FRIDAY — John thinks . . . (by John)

. . . the country is becoming more dysfunctional by the day.

Reason One:  I report this because we need to make a modem and wireless network change and if it doesn’t work we may be out-of-contact for a short while.  We got fed up with the phone dial-up connection in the summer of 2008 so before the CWU term started we agreed to unload a bundle of cash and signed on with the local phone company for a high-speed (DSL) connection.  Most everyone I talk to seems to have a bit of a problem with dropped connections and we have been no exception.  The problem has gotten worse.  About six weeks ago the cute little red light on the modem started coming on every time a national politician said or did something that was stupendously stupid.  This finally initiated a response.

Last week we called the Company’s customer’s service line, and this being a national company got someone in North Carolina (we think).  The nice lady looked at our digital records and agreed that the connection was dropping frequently.  This I had just told her.  She said she would write up a ticket on it.  We said “Thanks” thinking this meant someone would do something about it.  By this Friday we hadn’t heard a word and began to wonder what “writing up a ticket” actually meant.  I now think it means that if their caller-ID shows it’s us – no one is supposed to answer it.

This morning I wrote a friendly letter addressed to “internet guru” and carried it into the local office – passed it through a hole in a glass barrier – and left.  I wrote about the mysterious lady from the East Coast “She then told us she would write up a ticket.  We don’t know what that means.  The only tickets we have ever gotten were concert tickets or speeding tickets.  What is a DSL/modem ticket?  When should we get it and what do we do with it once we do get it?

An “internet guru” called a few hours later and suggested our modem was likely worn out – “they only last about 18 months”, she said — and if I would stop by she would have a new one at the front desk for us to install. “Great,” I yelled as I headed for the door.

Reason Two:  I’ve mentioned a bill we’ve gotten.  There were two charges for $110 each.  A month ago, I wrote a letter.  It was a nice letter.  I ended with: “I will send a check upon hearing from you if these are charges I should pay now.”  This week a new billing arrived.  One of the two charges was settled by the insurance company paying $99.60 but they still wanted $110 from us for the other – no explanation included.  Nancy called this morning.  That charge had now been settled by another payment by the insurer and our balance was $0.00.  “Great,” I said, “will you be sending us a statement saying so?”  Does it not seem logical that if they have billed us for $110 but now we don’t owe anything at all that they would tell us.  Oh no.  They don’t send out statements like that.  Nancy shut me up before I got to ask what they would have done with my check for $110, the envelope, and the cancelled 44¢ stamp.  Nancy has an appointment in that office in April.

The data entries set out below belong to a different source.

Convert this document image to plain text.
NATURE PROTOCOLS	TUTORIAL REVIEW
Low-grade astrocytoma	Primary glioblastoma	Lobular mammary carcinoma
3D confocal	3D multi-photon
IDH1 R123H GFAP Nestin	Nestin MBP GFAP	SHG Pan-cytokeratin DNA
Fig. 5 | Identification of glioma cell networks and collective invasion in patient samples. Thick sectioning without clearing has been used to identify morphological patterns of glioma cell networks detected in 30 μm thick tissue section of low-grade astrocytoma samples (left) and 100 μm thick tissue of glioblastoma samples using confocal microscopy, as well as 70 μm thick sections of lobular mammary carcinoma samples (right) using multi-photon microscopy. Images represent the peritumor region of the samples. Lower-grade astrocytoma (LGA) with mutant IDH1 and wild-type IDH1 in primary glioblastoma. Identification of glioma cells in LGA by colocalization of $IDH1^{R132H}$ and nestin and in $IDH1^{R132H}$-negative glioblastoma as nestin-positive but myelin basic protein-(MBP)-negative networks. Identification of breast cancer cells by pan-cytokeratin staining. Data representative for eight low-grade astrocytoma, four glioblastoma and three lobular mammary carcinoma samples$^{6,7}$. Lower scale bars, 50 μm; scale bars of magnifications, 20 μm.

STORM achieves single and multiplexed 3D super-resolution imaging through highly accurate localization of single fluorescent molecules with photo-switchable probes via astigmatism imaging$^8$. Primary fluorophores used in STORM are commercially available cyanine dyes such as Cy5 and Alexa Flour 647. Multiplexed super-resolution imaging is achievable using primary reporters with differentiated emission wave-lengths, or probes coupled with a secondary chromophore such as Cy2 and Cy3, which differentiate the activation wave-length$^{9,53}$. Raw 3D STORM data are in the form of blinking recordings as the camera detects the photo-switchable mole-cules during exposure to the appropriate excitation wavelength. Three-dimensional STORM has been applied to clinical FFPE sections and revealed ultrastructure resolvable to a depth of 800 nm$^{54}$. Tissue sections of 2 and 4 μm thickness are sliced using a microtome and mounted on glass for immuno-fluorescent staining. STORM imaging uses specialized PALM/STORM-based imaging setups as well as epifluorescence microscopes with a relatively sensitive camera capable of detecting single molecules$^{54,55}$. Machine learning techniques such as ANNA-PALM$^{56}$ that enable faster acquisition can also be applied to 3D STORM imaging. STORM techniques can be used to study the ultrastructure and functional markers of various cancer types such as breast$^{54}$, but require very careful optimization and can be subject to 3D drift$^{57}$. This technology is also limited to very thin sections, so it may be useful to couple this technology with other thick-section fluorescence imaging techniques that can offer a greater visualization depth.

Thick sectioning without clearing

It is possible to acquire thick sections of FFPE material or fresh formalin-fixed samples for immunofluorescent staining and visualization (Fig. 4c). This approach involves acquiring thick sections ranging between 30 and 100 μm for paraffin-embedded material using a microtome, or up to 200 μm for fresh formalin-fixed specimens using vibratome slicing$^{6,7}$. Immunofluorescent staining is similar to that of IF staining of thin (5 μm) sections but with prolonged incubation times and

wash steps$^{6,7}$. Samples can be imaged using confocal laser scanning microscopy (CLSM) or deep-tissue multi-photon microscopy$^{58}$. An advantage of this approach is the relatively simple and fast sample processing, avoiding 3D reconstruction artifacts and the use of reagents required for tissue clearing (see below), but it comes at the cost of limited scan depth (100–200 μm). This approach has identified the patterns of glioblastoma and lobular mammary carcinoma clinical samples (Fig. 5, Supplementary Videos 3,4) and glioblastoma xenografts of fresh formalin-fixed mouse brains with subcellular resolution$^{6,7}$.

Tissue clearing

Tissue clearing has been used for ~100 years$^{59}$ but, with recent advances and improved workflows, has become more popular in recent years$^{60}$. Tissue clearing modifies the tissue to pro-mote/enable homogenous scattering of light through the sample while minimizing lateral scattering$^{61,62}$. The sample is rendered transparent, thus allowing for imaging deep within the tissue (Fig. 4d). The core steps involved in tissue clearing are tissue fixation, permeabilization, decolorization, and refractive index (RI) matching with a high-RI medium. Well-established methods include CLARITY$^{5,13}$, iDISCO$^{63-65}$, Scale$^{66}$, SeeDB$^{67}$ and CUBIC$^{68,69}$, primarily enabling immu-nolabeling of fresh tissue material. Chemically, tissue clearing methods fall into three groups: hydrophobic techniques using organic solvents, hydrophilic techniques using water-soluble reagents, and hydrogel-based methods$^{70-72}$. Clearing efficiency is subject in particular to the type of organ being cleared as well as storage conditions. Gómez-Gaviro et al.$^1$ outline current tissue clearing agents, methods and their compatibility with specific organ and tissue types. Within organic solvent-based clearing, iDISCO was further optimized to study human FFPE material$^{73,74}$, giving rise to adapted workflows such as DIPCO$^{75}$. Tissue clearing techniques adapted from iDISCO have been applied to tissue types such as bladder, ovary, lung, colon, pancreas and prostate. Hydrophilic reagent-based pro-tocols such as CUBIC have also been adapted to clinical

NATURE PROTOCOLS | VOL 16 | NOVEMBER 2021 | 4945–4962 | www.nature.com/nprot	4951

Reason Three:  Mail.  Forms.  Rules.  Reports. Okay, that’s four things.  We signed up for Social Security in October and Medicare shortly thereafter.  A flood of mailings followed.  Some make sense.  Some are unnecessary.  Some are undecipherable.  Each one has a cost.  To the government.  And to us.  If we can’t determine what we are supposed to do, then it takes a phone call (more cost to them).  One letter this week came and a phone call revealed that in the fine print on page three (or was it page 4) it stated that we could ignore this form (page one said respond in 10 days) if Saturn, Jupiter, and Uranus were all aligned ten degrees right of Pluto on the day it arrived.  Who could have guessed?

Oh, Nancy was back at the hospital for another poke with a needle today and as she sat in her walker the doctor that saw her in the emergency room and instigated the “find the bacteria” blood draw way last year appeared and greeted her as though he’d treated her yesterday.  He is what they call a “hospitalist” and confirms our belief that these folks (all the medical professionals) – are amazingly good at what they do.  She was pleased that she got to relate her ongoing story to him because she thinks of him as the first of the life saving professionals in her life.